Yes. I know. I first thought "completely covered in glass" would be a curtain wall system glass building. No. Not really. It was "The First All-Insulux Building" and its official name was "The Owens-Illinois Research Laboratory, Toledo, Ohio".
The building was built using 80,000 translucent water-clear hollow glass blocks, had 39 rooms, and the interior space comprised 20,000 square feet. Not long before that, a residence made mostly of glass block had been completed in Phoenix Arizona, its owner: Barry Goldwater. Yes, the scion of the department store magnate (could we say he was a chip off the old glass block?) who went on to be the Senator from Arizona and unsuccessful candidate for U S President. His wife, Margaret "Peggy" Johnson, was the wealthy daughter of a prominent industrialist from Muncie, Indiana, hence the glass block connection. (You can find a 1930s era article about Barry Goldwater's endorsement of Insulux Glass Blocks if you google it).

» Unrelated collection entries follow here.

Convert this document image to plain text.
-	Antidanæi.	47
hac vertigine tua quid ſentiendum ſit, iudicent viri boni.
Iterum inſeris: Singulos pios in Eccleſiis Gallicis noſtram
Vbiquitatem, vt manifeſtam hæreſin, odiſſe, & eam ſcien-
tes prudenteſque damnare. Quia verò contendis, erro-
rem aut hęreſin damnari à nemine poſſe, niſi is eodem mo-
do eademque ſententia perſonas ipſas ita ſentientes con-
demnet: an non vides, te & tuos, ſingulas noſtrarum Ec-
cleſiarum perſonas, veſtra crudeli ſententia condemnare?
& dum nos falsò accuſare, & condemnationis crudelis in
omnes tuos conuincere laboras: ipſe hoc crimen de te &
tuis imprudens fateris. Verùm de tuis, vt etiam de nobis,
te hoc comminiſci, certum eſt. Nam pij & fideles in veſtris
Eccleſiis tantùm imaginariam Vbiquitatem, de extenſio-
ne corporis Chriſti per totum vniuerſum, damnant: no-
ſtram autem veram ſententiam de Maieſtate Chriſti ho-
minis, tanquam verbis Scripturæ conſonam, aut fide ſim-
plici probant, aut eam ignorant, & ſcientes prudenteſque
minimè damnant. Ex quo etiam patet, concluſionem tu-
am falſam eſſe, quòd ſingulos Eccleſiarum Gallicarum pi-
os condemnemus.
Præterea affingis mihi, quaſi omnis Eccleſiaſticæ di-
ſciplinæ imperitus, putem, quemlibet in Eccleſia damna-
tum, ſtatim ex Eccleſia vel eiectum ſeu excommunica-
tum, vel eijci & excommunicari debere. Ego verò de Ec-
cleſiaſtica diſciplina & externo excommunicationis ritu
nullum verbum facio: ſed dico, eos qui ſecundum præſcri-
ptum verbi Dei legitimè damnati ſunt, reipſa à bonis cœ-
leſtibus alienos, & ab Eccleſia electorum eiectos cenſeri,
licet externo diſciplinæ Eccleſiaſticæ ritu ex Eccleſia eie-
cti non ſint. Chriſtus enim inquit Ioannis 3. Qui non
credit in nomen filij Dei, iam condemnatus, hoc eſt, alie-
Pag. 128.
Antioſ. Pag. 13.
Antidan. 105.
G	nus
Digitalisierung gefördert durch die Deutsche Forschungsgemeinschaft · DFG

But back to the first all glass, windowless building in the U.S. in Toledo. The glass blocks were made at the company's plant in Muncie, Indiana. Here is a vintage explanation about the Insulux glass bricks:
"For several years, the laboratories of the Owens-Illinois Company had been experimenting with a glass building brick, which would permit light to enter but would resist heat, cold, wind, and rain. In 1935, these experiments were far enough along that production for building purposes was started in the Muncie plant. This product was patented under the trade name of Insulux Glass Building Block, and the first was produced in April, 1935. The demand for this product has been so widespread that inside of three years it was shipped into every state in the union and into several foreign countries. The number sold increased very rapidly. The company has recently greatly improved and enlarged the part of the factory which is engaged in the making of this building material."

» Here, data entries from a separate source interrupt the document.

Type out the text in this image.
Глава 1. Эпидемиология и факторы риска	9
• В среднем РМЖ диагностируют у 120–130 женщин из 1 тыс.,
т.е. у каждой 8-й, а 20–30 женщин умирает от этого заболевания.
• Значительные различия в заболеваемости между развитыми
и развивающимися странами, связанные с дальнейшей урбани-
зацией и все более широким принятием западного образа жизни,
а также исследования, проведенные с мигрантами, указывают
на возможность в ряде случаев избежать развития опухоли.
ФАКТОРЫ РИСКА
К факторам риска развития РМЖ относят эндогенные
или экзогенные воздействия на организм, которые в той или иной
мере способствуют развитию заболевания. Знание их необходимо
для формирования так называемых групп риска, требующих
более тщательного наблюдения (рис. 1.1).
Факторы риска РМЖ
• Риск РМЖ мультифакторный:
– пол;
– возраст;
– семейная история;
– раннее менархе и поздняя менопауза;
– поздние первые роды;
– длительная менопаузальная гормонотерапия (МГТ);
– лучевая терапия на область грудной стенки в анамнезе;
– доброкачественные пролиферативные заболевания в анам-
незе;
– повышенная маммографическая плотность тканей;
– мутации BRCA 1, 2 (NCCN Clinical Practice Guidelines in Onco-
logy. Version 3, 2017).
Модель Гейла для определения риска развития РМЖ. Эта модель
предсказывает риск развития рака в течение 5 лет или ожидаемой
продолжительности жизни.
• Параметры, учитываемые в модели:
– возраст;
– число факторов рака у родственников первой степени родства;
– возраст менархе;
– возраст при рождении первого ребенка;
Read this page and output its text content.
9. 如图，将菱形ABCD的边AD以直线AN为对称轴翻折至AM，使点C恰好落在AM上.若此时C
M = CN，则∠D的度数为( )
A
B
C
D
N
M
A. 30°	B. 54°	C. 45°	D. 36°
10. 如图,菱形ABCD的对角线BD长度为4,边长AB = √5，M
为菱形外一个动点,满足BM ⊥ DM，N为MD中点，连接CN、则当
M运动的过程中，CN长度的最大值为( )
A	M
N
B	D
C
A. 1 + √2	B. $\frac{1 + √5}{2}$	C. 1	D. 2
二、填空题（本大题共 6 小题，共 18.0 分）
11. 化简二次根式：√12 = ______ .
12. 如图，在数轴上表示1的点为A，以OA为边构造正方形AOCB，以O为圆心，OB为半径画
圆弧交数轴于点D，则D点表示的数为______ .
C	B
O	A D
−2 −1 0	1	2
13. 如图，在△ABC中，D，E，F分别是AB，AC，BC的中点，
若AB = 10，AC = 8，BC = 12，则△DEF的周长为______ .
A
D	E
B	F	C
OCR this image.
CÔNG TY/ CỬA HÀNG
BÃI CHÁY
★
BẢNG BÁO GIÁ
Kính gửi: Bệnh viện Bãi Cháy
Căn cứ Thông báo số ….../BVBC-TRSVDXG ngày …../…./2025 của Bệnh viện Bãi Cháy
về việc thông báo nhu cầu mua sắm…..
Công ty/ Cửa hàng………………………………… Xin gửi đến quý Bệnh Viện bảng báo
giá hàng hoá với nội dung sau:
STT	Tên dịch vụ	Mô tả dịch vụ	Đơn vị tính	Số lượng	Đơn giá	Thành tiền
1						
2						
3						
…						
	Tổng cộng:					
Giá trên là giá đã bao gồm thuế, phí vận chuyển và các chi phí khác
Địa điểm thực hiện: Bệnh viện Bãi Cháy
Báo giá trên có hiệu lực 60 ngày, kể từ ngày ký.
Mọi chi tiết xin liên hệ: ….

I have found only one exterior illustration of the building. From It, I would say that the building was rectangular in shape, with a central entry area, and resembled Prairie Style architecture schools or other commercial buildings of that era, more than what we would call International Style architecture.
I would love to tell you where it was located and if it is still standing. Even more I would enjoy being able to say that the first building completely covered in glass was was only a stone's throw from such-and-such a place... (!)
But so far, tracking down its address has proven an unfulfilled quest. Maybe someone from Toledo can enlighten me on the matter? Glass, as you know, is mentioned in the Bible, but only four times, all of them, in the Book of Revelation, in conjunction with the New Jerusalem. With that glass building in town, how many folks in Toledo wondered if the end of the age was drawing near, back on January 15, 1936? Let me simply say, I am sure you cannot equate Toledo with the arrival of the New Jerusalem, no matter how fond of it you may be. Until then, I think this observation is of some interest:
"The origin of glass is shrouded in obscurity, and speculation suggests that its discovery was largely, if not entirely accidental. All we know is that the accident happened a long time ago and whether it was an Assyrian, an Egyptian, or a Phoenician or some other artisan who gazed with wonderment and appreciation on the liquid nature of silicates before him we shall never know."
- President A. C. Willard of University of Illinois, 1936.